At this point Moshe descends and sees the people worshipping the calf. He goes ballistic. Smashes the two tablets on which God had inscribed the 10 commandments. Sends a vigilante squad to kill those who worshipped the idol.

What happened? First he placates God and then he himself lashes into the people?

But it gets stranger. When Moshe goes up the mountain yet again, God says, “Those who sinned before me – I will erase from my book.” And then he tells Moshe: Go down and lead this people that you took out of Egypt. I will send an angel before you and I will force out the Canaanites and the Emorites and the Hittites and all the others, and bring you-them to the land of milk and honey. Forward march with the original plan, as if nothing happened.

God continues: You are a stiff-necked people and I won’t go with you (my angel will) because at any moment I might just demolish you.

What do we understand from this hot and cold approach, this “let me get them – hold me back,” “I’ll send an angel in my place or I might kill you”? We see a love-hate relationship of epic proportions.

Perhaps the resolution is given in the next section. Moshe is talking to God and says: Look, You promised You would let me know who You are, Your ways, so that I can find favor in Your eyes.” Why? “Because this nation is YOUR people.”

Moshe is playing psychologist to God. “God, I understand what made you so angry with the people. They didn’t follow Your way.

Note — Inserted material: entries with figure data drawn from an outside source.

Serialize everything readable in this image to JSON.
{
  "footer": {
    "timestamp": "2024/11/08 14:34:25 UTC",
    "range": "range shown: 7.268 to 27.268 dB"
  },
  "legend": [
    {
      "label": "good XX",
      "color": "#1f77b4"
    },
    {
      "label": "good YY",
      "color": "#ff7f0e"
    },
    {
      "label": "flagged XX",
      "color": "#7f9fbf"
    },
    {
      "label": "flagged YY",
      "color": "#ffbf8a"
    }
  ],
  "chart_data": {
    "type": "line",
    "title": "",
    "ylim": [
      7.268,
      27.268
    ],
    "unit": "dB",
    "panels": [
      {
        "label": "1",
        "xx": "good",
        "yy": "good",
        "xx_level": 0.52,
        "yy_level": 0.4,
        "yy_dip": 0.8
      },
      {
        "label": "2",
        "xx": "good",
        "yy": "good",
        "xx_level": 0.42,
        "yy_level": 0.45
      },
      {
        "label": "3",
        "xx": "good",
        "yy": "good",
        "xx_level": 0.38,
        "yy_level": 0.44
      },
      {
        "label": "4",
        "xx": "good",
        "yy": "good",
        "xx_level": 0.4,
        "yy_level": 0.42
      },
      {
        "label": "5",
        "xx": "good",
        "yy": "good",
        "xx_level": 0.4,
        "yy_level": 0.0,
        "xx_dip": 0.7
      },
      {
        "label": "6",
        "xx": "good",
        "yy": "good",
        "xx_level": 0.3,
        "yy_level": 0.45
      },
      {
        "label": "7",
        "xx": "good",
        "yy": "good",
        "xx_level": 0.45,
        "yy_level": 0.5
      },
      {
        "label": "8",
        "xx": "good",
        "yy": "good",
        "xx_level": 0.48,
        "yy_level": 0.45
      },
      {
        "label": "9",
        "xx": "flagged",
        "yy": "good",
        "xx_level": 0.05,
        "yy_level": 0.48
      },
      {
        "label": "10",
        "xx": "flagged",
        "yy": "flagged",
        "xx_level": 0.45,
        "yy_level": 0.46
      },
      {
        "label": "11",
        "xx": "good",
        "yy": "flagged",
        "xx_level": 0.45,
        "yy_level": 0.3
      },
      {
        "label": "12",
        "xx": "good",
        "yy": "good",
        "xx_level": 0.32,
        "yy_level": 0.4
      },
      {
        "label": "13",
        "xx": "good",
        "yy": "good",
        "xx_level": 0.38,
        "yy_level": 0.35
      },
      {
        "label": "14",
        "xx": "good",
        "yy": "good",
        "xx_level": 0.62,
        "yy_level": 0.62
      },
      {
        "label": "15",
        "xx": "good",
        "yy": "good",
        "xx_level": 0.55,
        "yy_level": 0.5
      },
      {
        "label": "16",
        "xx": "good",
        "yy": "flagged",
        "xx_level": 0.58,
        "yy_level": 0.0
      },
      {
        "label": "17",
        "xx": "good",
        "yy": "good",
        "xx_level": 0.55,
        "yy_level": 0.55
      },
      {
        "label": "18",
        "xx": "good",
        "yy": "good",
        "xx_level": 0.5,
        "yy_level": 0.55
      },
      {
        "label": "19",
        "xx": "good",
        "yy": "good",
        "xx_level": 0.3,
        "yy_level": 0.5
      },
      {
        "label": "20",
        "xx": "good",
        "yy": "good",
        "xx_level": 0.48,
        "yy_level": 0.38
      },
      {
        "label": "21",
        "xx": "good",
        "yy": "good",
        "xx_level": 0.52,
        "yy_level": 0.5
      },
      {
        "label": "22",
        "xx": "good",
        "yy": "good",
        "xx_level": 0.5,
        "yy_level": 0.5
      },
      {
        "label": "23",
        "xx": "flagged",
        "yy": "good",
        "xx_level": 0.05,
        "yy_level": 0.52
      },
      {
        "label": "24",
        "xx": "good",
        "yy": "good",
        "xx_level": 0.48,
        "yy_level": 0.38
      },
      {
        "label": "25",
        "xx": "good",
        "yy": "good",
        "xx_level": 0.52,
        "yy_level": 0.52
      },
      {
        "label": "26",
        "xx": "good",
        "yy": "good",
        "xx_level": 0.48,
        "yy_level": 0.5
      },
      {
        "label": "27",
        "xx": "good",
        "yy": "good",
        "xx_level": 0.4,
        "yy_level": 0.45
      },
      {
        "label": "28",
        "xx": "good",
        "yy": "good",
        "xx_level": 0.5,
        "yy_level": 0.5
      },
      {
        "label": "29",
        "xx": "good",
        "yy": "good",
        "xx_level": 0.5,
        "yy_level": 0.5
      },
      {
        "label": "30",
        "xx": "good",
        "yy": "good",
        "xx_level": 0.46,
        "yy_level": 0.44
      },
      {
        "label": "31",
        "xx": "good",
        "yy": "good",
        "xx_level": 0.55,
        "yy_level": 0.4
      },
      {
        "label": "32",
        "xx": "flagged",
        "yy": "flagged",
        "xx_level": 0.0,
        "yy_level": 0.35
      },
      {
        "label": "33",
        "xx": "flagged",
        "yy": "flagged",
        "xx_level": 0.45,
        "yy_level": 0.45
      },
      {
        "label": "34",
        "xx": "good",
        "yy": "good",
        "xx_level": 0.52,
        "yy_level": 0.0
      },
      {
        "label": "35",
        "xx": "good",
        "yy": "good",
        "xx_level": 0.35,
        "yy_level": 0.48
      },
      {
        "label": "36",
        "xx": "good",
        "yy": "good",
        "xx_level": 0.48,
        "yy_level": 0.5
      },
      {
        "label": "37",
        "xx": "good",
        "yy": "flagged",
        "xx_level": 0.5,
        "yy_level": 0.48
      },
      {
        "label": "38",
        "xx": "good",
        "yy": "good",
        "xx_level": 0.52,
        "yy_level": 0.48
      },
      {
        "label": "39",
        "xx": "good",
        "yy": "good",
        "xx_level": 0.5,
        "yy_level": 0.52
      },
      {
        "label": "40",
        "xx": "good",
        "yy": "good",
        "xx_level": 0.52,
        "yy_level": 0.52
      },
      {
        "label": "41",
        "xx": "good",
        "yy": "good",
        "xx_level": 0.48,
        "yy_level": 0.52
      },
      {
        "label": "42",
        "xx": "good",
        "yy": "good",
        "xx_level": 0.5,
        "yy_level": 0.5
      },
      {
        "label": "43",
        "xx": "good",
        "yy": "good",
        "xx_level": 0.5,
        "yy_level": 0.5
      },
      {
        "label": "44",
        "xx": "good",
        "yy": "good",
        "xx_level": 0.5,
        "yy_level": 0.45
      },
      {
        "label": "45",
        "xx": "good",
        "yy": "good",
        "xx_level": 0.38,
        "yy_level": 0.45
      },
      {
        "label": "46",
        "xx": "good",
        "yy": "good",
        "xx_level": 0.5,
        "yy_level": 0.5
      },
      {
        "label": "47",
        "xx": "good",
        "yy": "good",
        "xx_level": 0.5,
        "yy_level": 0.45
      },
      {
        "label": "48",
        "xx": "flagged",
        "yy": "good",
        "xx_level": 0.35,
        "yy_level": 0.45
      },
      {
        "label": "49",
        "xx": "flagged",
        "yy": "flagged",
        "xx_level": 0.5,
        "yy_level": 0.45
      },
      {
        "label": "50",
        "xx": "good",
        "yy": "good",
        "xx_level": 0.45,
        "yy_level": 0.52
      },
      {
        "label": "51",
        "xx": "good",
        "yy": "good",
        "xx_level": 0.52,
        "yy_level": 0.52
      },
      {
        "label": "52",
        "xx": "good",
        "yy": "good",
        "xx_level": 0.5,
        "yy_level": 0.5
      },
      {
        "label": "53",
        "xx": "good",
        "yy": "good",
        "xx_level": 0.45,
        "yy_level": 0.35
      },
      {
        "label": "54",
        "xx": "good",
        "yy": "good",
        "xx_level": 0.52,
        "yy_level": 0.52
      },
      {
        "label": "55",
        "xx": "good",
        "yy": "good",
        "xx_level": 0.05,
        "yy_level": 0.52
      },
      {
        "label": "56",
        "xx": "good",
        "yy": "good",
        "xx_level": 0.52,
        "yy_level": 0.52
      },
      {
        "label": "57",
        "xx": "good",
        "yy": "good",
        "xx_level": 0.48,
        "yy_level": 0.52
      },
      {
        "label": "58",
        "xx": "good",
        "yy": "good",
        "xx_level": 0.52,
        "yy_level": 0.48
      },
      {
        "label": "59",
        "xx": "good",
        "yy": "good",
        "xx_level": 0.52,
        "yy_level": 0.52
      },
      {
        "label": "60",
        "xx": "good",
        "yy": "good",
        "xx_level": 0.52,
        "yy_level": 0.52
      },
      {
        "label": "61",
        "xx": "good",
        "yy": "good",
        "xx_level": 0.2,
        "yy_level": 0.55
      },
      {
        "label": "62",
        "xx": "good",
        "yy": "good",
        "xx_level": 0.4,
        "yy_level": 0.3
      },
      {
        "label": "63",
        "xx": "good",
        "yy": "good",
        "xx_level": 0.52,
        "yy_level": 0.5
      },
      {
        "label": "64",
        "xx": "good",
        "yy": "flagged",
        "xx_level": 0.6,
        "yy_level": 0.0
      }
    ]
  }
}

They didn’t fulfill the basic elements that You feel are necessary. So make me privy to what these things are so that I can help to assuage Your feelings, and then (he intimates) You can transfer these good feelings onto the people, who are, after all, Yours.”

Moshe then goes further. “Let me see You,” he begs. “No. Not possible,” is the answer. “No living person can see God and live – but I will give you a peek from behind.”

This reads like a script two eight-year-olds would play out in the back yard. I want this. You can’t have it, but I’ll give you that. But then Moshe adds two sentences that clarify his approach: If you (personally, not an angel) are not with us, Moshe says, don’t take us out of the desert. It’s only by Your being within us that we are something special.

As Rabbi Laura Rumpf points out, what Moshe is doing in this story, directly and indirectly, is demonstrating how to defuse an angry confrontation. In front of God, Moshe remains quiet about the unpardonable sin the Israelites have committed. Down below, he lashes into the people because he is as distraught as God was.

When Moshe goes back up the mountain, he has to let God vent. Once the immediate conflagration has been brought under control, Moshe seeks to appease God (but also to satisfy his own desires), by giving God what He wants – obedience, and recognition of the importance of His presence.

When confronted with anger, Moshe shows us, it is best not to respond with anger (especially when you know you can’t win). Another person acting like Moshe might be considered a sycophant, but not Moshe. He truly wants to be closer to this Entity that is controlling his life and the lives of the people he is leading.

When he says, if You are not with us, then what’s the point of going anywhere, he is pulling tight the strings that draw God and Israel together, into one indivisible unit.

This approach can help us to understand the seeming ambivalence earlier in the parsha, where God first wants to destroy this stiff-necked people and in the very next sentence is sending an angel who will bring them to the promised land. Moshe’s attempts to bring the two sides together succeed in hammering home the message that we are led to believe that God evidently wants to hear: the Israelites, through Moshe, appreciate Him.

This, of course, is a gross oversimplification. But the lessons in crisis management are there for all to see and internalize.